Dion Cocoros, a University of Rhode Island alumnus and senior vice president of production for the National Basketball Association, was welcomed back to Kingston on Monday night to speak to students from the Harrington School of Communication and Media Studies.

Cocoros has served as a producer for five sports documentaries including, “The Dream Team,” “the Announcement,” “Bad Boys,” “Once Brothers” and “the Doctor,” an Emmy Award winning film about the story of Julius Erving.

Over the past two semesters at URI, Cocoros has returned to not only speak to students but also show some of his award winning documentaries. In the spring when Cocoros came to campus, he showed the film, “Bad Boys,” the story of the hard-nosed Detroit Pistons during the 1980s and 1990s.

On Monday the film, “Once Brothers.” was shown to students. “Once Brothers” tells the story of Vlade Divac and Drazen Petrovic, two European born, NBA basketball players that were close friends until tensions between Divac’s home of Serbia and Petrovic’s home of Croatia broke their relationship during the divide of Yugoslavia in the early 1990s.   

After the screening of the film, students were given the chance to ask Cocoros questions about his career and time at URI.

Cocoros graduated from URI in 1990 with a degree in journalism. He said that during his time at URI you had to choose between print or broadcast journalism. At the time he had chosen print journalism.

While at Rhode Island, Cocoros wrote for the Good Five Cent Cigar. However, he did not cover sports. “I covered the opening of the new library, and town council meetings,” Cocoros said. “I covered, maybe one baseball game,” he said with a chuckle.

Cocoros has been with the NBA since he graduated from URI. He started off as a production assistant for “NBA Inside Stuff,” a cable televised weekly TV show that covered the NBA. Cocoros said he did anything that they needed him to do. “The rush that I got to be working there, I knew I was in the right spot,” he said.
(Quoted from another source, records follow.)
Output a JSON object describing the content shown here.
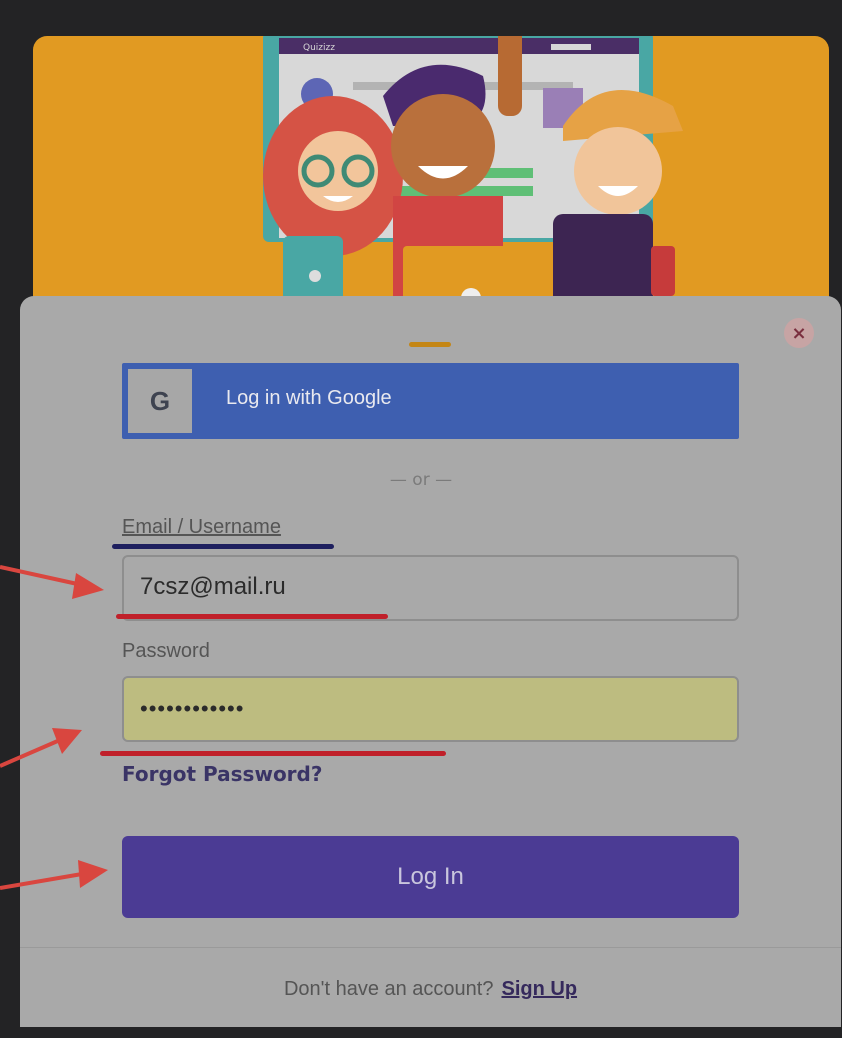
{
  "hero": {
    "brand_text": "Quizizz"
  },
  "modal": {
    "google_button_label": "Log in with Google",
    "google_icon_text": "G",
    "divider_text": "— or —",
    "email_label": "Email / Username",
    "email_value": "7csz@mail.ru",
    "password_label": "Password",
    "password_value": "••••••••••••",
    "forgot_link": "Forgot Password?",
    "login_button": "Log In",
    "footer_prompt": "Don't have an account?",
    "signup_link": "Sign Up"
  },
  "colors": {
    "hero": "#e19a22",
    "google": "#3e5fb0",
    "primary": "#4b3b94",
    "password_fill": "#bdbc80",
    "annotation_red": "#c0202a",
    "annotation_arrow": "#d9463f",
    "annotation_navy": "#1e1f5e"
  },
  "icons": [
    "google-g-icon",
    "close-icon",
    "annotation-arrow-icon"
  ]
}
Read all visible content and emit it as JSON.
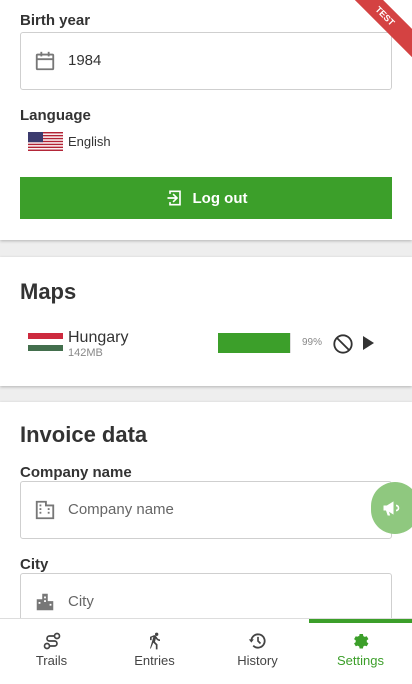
{
  "profile": {
    "birth_year_label": "Birth year",
    "birth_year_value": "1984",
    "language_label": "Language",
    "language_value": "English",
    "logout_label": "Log out"
  },
  "maps": {
    "title": "Maps",
    "items": [
      {
        "name": "Hungary",
        "size": "142MB",
        "progress_percent": 99,
        "progress_text": "99%"
      }
    ]
  },
  "invoice": {
    "title": "Invoice data",
    "company_label": "Company name",
    "company_placeholder": "Company name",
    "city_label": "City",
    "city_placeholder": "City"
  },
  "badge": {
    "text": "TEST"
  },
  "nav": {
    "items": [
      {
        "label": "Trails",
        "icon": "route-icon"
      },
      {
        "label": "Entries",
        "icon": "runner-icon"
      },
      {
        "label": "History",
        "icon": "history-icon"
      },
      {
        "label": "Settings",
        "icon": "gear-icon",
        "active": true
      }
    ]
  },
  "colors": {
    "accent": "#3c9f2a",
    "badge": "#d44242",
    "fab": "#8fc87f"
  }
}
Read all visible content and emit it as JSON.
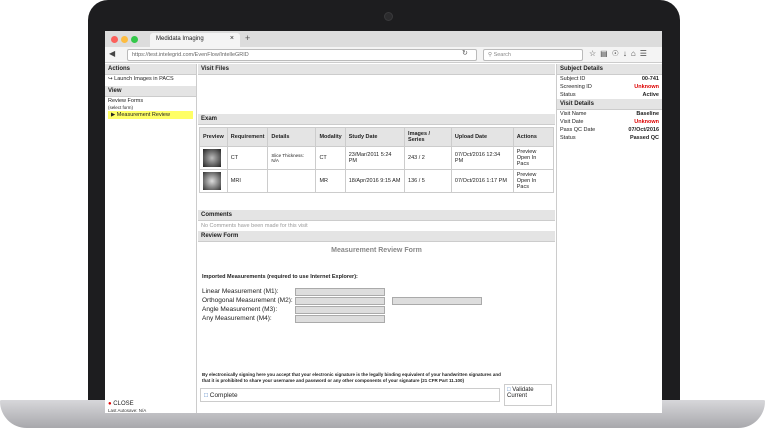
{
  "browser": {
    "tab_title": "Medidata Imaging",
    "tab_close": "×",
    "new_tab": "+",
    "url": "https://test.intelegrid.com/EvenFlow/IntelleGRID",
    "search_placeholder": "Search"
  },
  "left": {
    "actions_header": "Actions",
    "launch": "Launch Images in PACS",
    "view_header": "View",
    "review_forms": "Review Forms",
    "select_form": "(select form)",
    "measurement_review": "Measurement Review",
    "close": "CLOSE",
    "autosave": "Last Autosave: N/A"
  },
  "main": {
    "visit_files": "Visit Files",
    "exam": "Exam",
    "columns": [
      "Preview",
      "Requirement",
      "Details",
      "Modality",
      "Study Date",
      "Images / Series",
      "Upload Date",
      "Actions"
    ],
    "rows": [
      {
        "requirement": "CT",
        "details": "Slice Thickness: N/A",
        "modality": "CT",
        "study_date": "23/Mar/2011 5:24 PM",
        "images": "243 / 2",
        "upload": "07/Oct/2016 12:34 PM",
        "action1": "Preview",
        "action2": "Open In Pacs"
      },
      {
        "requirement": "MRI",
        "details": "",
        "modality": "MR",
        "study_date": "18/Apr/2016 9:15 AM",
        "images": "136 / 5",
        "upload": "07/Oct/2016 1:17 PM",
        "action1": "Preview",
        "action2": "Open In Pacs"
      }
    ],
    "comments_header": "Comments",
    "no_comments": "No Comments have been made for this visit",
    "review_form_header": "Review Form",
    "form_title": "Measurement Review Form",
    "imported": "Imported Measurements (required to use Internet Explorer):",
    "m1": "Linear Measurement (M1):",
    "m2": "Orthogonal Measurement (M2):",
    "m3": "Angle Measurement (M3):",
    "m4": "Any Measurement (M4):",
    "legal": "By electronically signing here you accept that your electronic signature is the legally binding equivalent of your handwritten signatures and that it is prohibited to share your username and password or any other components of your signature (21 CFR Part 11.100)",
    "complete": "Complete",
    "validate": "Validate Current"
  },
  "right": {
    "subject_header": "Subject Details",
    "subject_id_label": "Subject ID",
    "subject_id": "00-741",
    "screening_label": "Screening ID",
    "screening": "Unknown",
    "status_label": "Status",
    "status": "Active",
    "visit_header": "Visit Details",
    "visit_name_label": "Visit Name",
    "visit_name": "Baseline",
    "visit_date_label": "Visit Date",
    "visit_date": "Unknown",
    "pass_qc_label": "Pass QC Date",
    "pass_qc": "07/Oct/2016",
    "vstatus_label": "Status",
    "vstatus": "Passed QC"
  }
}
Over the years he had covered some of the NBA’s biggest stories. He covered Michael Jordan’s first championship and Magic Johnson’s announcement of being HIV positive. Cocoros said that storytelling is what made him fall in love with his job. “The best part is the story telling,” Cocoros said. “I love to tell stories. It is rewarding to be able to archive the history of the league and then bring it to life through storytelling.”

Cocoros shared with students what his key to success is: passion. “Without a doubt you got to be passionate about it,” Cocoros said. “I don’t care if you are an accountant at a bank or an intern at a hospital, if you don’t love what you do it’s tough to succeed. I got lucky that I got into something I was passionate about. Just be passionate and be open to learning.”